De ce document fort se dégage une ambition et un réalisme auquel nous ne sommes plus habitués. Au-delà des mots, il trace un cap au travers d’une série d’annonces dont certaines ont franchement surpris, voire déplu. La plus importante est sans doute la décision de remonter progressivement le nombre plafond de têtes nucléaires, dont le gouvernement britannique avait en 2010 fixé le maximum à 180, à 260 têtes. Comment justifier cela ? Sans ambages, le document invoque à bon droit l’ « évolution de l’environnement sécuritaire, en ce compris le développement d’une série de menaces technologiques et doctrinales ». En un mot, l’heure n’est plus à baisser la garde.

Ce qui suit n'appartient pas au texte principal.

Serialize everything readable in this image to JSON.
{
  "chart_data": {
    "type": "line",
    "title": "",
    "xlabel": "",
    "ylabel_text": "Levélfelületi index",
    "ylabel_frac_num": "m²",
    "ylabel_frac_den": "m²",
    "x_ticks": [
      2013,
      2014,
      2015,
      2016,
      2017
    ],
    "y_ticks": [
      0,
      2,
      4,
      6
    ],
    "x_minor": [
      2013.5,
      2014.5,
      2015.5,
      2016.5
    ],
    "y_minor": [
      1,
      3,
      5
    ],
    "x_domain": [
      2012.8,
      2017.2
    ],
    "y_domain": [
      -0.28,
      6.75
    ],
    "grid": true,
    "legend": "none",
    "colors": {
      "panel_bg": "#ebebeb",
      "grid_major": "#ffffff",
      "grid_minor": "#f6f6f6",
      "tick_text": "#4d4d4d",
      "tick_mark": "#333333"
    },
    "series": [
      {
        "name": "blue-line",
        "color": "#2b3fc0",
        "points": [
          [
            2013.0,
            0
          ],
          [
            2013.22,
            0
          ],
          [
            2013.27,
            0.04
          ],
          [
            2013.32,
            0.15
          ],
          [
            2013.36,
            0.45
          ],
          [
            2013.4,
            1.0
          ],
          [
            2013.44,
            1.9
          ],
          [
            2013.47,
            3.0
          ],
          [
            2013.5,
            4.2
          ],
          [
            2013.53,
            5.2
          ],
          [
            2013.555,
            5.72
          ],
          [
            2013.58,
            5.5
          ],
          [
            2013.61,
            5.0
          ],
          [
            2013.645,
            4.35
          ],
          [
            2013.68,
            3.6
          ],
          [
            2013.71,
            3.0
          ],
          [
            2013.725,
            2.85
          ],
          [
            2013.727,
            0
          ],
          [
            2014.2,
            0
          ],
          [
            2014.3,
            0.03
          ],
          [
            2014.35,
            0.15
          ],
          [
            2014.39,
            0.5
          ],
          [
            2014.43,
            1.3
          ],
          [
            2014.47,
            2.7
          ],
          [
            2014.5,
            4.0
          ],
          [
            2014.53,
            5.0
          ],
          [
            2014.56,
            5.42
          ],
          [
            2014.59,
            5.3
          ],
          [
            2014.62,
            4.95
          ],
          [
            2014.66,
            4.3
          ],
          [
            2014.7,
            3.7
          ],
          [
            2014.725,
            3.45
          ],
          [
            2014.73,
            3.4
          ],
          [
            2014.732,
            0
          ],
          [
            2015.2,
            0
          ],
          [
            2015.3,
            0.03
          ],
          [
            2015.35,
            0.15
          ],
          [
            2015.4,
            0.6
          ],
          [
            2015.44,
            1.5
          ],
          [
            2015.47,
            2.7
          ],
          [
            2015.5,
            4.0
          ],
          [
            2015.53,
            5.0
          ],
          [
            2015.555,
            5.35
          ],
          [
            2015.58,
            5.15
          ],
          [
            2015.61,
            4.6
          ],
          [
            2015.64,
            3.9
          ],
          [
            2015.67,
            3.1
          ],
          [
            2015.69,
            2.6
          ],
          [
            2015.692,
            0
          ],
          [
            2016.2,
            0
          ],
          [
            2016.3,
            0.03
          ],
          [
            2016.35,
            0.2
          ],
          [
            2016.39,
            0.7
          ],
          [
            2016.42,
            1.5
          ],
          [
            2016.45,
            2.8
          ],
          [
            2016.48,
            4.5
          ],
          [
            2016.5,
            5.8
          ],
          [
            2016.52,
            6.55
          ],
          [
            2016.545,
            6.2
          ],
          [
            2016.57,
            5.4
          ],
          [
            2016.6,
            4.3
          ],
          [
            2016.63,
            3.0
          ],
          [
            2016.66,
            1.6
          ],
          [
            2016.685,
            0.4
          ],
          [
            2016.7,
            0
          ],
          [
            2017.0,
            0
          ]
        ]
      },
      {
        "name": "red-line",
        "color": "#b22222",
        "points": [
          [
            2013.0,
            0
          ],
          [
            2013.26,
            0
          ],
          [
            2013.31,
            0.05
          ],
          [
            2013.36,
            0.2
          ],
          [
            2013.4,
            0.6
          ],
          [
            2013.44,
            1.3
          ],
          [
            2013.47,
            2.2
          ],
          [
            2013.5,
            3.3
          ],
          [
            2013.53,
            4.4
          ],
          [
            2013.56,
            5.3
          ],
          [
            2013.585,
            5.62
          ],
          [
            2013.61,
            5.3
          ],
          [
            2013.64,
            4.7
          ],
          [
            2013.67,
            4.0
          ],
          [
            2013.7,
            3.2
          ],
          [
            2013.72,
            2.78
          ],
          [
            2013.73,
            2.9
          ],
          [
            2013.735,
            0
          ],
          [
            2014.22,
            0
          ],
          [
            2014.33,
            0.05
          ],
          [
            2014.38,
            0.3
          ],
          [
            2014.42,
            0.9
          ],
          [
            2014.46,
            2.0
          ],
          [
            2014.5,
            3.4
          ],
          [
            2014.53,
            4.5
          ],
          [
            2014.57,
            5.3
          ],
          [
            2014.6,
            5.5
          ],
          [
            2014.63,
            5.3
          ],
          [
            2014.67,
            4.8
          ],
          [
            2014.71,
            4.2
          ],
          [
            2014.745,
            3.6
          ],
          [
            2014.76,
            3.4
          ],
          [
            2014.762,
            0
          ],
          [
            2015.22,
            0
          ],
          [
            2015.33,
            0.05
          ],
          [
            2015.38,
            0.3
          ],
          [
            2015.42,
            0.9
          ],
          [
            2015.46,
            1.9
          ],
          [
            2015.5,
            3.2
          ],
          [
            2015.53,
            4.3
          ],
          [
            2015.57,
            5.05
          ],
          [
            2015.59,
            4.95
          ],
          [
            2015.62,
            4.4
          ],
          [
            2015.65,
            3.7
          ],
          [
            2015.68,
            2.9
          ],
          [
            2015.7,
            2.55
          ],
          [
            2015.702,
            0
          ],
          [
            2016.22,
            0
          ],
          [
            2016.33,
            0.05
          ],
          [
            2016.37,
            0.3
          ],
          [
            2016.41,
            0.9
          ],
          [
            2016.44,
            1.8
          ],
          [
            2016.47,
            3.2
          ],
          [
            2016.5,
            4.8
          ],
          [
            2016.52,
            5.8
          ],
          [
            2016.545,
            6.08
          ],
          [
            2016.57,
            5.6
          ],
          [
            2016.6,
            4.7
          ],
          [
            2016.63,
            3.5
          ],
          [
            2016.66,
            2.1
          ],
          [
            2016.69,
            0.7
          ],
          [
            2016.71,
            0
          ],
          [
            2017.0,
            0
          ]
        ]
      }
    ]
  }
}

Disons-le tout net : de la coupe aux lèvres il y a loin, et nos amis anglais ne nous en voudrons pas, au nom du pragmatisme qui est leur vraie idéologie, d’attendre que ces grandes intentions se matérialisent. Après tout, en fait de pouvoir de conviction et d’influence, oserions-nous dire de marketing, les britanniques sont des maîtres. Et en matière militaire, au-delà des effets d’annonces, la violence des coupes budgétaires de ces dernières années a mis en évidence un impitoyable pragmatisme financier mettant à mal le marketing déclaratoire.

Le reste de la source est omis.